Circuits courts – Exploration des maillons brisés des politiques de la chaîne d’approvisionnement en minéraux

Synthèse du rapport « Short circuits – Exploring the broken links of mineral supply chain policies in the electric vehicle industry » publié en mai 2024 par Rainforest Foundation Norway et AidEnvironment.

❇️ Introduction et contexte
Le rapport s’ouvre sur un constat alarmant : la transition vers les véhicules électriques, bien que nécessaire pour atteindre les objectifs climatiques de l’Accord de Paris, exerce une pression croissante sur les écosystèmes forestiers tropicaux. Entre 2000 et 2020, 62% de la déforestation liée aux activités minières s’est concentrée dans les forêts tropicales et subtropicales, alors que ces zones ne représentent que 29% des surfaces minières mondiales. Cette situation est d’autant plus préoccupante que plus de la moitié des minéraux nécessaires à la transition énergétique se trouve sur ou à proximité des terres des peuples autochtones.

L’industrie automobile apparaît comme un acteur majeur de cette problématique. Elle représente le deuxième secteur le plus important en termes de déforestation liée aux activités minières, juste après le secteur de la construction. Les projections de l’Agence Internationale de l’Énergie soulignent l’ampleur du défi : la flotte mondiale de véhicules électriques devra passer de 40 millions actuellement à environ 240 millions d’ici 2030 pour respecter les objectifs climatiques.

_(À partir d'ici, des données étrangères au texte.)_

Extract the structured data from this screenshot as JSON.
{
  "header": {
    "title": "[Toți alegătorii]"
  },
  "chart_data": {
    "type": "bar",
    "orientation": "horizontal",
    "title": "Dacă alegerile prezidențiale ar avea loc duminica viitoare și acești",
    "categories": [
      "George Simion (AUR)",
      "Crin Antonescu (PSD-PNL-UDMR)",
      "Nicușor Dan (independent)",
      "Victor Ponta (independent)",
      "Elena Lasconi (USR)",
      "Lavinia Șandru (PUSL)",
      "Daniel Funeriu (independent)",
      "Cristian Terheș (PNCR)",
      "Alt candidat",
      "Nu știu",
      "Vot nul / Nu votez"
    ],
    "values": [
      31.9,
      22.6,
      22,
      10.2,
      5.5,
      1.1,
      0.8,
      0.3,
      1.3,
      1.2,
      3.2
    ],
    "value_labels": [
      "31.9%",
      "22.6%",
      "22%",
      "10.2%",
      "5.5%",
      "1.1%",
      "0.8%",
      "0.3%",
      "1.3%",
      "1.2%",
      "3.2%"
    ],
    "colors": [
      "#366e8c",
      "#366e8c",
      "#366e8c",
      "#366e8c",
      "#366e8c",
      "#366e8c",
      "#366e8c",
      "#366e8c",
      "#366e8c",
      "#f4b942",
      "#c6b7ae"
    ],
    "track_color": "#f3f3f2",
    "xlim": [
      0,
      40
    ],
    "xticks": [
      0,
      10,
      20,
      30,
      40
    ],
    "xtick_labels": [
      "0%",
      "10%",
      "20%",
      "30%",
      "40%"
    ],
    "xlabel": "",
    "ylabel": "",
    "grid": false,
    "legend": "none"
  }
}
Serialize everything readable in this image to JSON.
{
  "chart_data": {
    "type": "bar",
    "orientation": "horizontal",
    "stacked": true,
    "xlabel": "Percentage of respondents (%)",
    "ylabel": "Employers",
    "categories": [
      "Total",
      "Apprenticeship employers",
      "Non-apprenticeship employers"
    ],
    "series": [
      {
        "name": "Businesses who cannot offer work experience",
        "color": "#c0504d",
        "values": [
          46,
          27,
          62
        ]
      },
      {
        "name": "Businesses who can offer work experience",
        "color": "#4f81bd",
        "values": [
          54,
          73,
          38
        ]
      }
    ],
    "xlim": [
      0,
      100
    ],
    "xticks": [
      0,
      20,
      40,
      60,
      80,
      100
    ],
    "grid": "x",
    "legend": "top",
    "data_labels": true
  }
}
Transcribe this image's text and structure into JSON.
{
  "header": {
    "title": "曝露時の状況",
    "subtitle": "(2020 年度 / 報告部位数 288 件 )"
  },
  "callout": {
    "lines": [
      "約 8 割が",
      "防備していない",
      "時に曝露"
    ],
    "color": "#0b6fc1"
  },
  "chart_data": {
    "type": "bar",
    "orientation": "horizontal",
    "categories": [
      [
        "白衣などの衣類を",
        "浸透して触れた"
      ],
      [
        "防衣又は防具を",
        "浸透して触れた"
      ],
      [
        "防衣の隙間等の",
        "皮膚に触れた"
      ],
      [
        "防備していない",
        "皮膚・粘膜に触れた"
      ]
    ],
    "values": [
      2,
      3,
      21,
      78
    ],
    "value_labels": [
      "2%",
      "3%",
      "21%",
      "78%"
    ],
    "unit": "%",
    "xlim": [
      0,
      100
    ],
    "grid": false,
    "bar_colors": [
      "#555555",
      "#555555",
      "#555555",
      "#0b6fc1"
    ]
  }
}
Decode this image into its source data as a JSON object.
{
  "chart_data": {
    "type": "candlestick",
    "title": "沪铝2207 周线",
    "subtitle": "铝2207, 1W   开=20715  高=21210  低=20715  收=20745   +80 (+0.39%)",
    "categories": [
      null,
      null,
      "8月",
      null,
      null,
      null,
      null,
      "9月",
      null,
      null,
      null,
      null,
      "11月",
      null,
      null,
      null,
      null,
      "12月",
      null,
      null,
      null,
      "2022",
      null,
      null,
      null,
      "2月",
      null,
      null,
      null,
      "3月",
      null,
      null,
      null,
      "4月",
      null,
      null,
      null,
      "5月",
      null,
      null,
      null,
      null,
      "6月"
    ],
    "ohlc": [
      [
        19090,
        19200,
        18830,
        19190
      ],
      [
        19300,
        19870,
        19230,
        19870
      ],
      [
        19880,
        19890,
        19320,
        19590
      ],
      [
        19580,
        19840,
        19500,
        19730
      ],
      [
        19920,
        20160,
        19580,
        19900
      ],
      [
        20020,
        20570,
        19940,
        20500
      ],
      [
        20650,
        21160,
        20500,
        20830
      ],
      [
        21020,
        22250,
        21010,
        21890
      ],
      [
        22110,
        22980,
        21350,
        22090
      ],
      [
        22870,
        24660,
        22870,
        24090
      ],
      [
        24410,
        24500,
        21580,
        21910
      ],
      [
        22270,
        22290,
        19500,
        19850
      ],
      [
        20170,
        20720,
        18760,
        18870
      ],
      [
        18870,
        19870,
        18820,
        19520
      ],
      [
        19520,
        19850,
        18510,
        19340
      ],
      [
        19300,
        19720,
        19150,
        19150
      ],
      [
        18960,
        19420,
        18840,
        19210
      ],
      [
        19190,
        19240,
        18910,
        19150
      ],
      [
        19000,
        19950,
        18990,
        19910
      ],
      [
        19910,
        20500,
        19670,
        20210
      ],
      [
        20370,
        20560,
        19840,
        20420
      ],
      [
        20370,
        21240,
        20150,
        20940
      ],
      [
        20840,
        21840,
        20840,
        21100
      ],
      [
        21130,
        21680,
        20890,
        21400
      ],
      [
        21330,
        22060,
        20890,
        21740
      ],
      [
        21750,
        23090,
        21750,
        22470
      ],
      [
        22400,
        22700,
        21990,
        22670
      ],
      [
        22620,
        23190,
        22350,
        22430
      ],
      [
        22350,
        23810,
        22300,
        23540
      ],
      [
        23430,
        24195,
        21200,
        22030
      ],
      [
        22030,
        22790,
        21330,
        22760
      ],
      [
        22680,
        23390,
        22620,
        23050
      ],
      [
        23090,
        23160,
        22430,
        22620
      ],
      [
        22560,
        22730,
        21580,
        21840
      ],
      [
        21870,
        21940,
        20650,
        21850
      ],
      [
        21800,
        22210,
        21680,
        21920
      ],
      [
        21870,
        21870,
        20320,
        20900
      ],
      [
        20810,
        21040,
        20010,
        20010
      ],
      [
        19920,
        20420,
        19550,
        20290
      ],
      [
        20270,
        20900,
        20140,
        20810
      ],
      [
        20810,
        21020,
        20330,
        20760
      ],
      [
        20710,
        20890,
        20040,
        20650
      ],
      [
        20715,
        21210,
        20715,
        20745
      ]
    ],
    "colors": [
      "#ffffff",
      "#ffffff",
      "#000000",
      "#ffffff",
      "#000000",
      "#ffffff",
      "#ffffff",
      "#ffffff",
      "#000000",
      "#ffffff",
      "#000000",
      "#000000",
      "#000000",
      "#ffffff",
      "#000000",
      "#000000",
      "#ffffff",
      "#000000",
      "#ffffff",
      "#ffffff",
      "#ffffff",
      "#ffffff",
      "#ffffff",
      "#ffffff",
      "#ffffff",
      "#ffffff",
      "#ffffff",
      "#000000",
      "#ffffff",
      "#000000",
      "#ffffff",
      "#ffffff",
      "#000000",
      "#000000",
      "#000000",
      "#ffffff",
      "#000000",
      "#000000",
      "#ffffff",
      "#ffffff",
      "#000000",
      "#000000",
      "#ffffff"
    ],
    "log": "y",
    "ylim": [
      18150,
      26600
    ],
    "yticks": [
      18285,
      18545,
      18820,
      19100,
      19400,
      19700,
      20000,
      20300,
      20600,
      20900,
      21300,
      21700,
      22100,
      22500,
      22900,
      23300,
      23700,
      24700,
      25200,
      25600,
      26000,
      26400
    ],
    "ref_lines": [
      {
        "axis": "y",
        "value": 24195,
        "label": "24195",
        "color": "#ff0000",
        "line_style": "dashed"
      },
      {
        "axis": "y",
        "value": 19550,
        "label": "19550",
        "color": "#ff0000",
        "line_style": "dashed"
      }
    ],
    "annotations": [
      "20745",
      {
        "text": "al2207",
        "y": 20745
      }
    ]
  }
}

❇️ Méthodologie et portée de l’étude
Les auteurs ont mené une évaluation approfondie des pratiques de diligence raisonnable de 19 entreprises majeures : 11 constructeurs automobiles (dont BMW, Tesla, Volkswagen) et 8 fabricants de batteries (comme CATL, LG Energy Solution). L’analyse s’est structurée autour de trois piliers :

  • Les politiques et engagements des entreprises
  • La mise en œuvre et la gestion de ces engagements
  • La transparence et la performance

L’évaluation s’est appuyée sur des cadres reconnus comme les directives de l’OCDE et les standards de l’Initiative pour l’Assurance d’une Exploitation Minière Responsable (IRMA). Les chercheurs ont accordé une attention particulière aux risques liés à la biodiversité, à la déforestation et aux droits des peuples autochtones.

❇️ Résultats principaux
L’analyse révèle des disparités importantes entre les entreprises. Tesla arrive en tête avec un score global de 60%, tandis que BYD ferme la marche avec 8%. Les constructeurs automobiles obtiennent en moyenne de meilleurs résultats (40%) que les fabricants de batteries (29%).

Un constat préoccupant émerge : sur les 19 entreprises étudiées, seules sept constructeurs automobiles et un fabricant de batteries ont adopté des engagements contre la déforestation. Plus inquiétant encore, aucune entreprise n’a fixé d’objectifs spécifiques « zéro déforestation » pour ses chaînes d’approvisionnement en minerais. Concernant les droits des peuples autochtones, seules cinq entreprises intègrent le principe du consentement libre, préalable et éclairé dans leur politique d’approvisionnement responsable.

❇️ Recommandations et perspectives d’avenir
Le rapport formule des recommandations détaillées pour les différentes parties prenantes. Pour les entreprises, il préconise l’adoption d’engagements temporels précis visant à éliminer la déforestation de leurs chaînes d’approvisionnement. Pour les décideurs politiques, il recommande la mise en place de cadres réglementaires exigeant une plus grande transparence et une diligence raisonnable obligatoire.

Les auteurs soulignent que les nouvelles réglementations, comme le Règlement Batteries de l’UE, offrent une opportunité unique d’améliorer les pratiques de diligence raisonnable environnementale et sociale.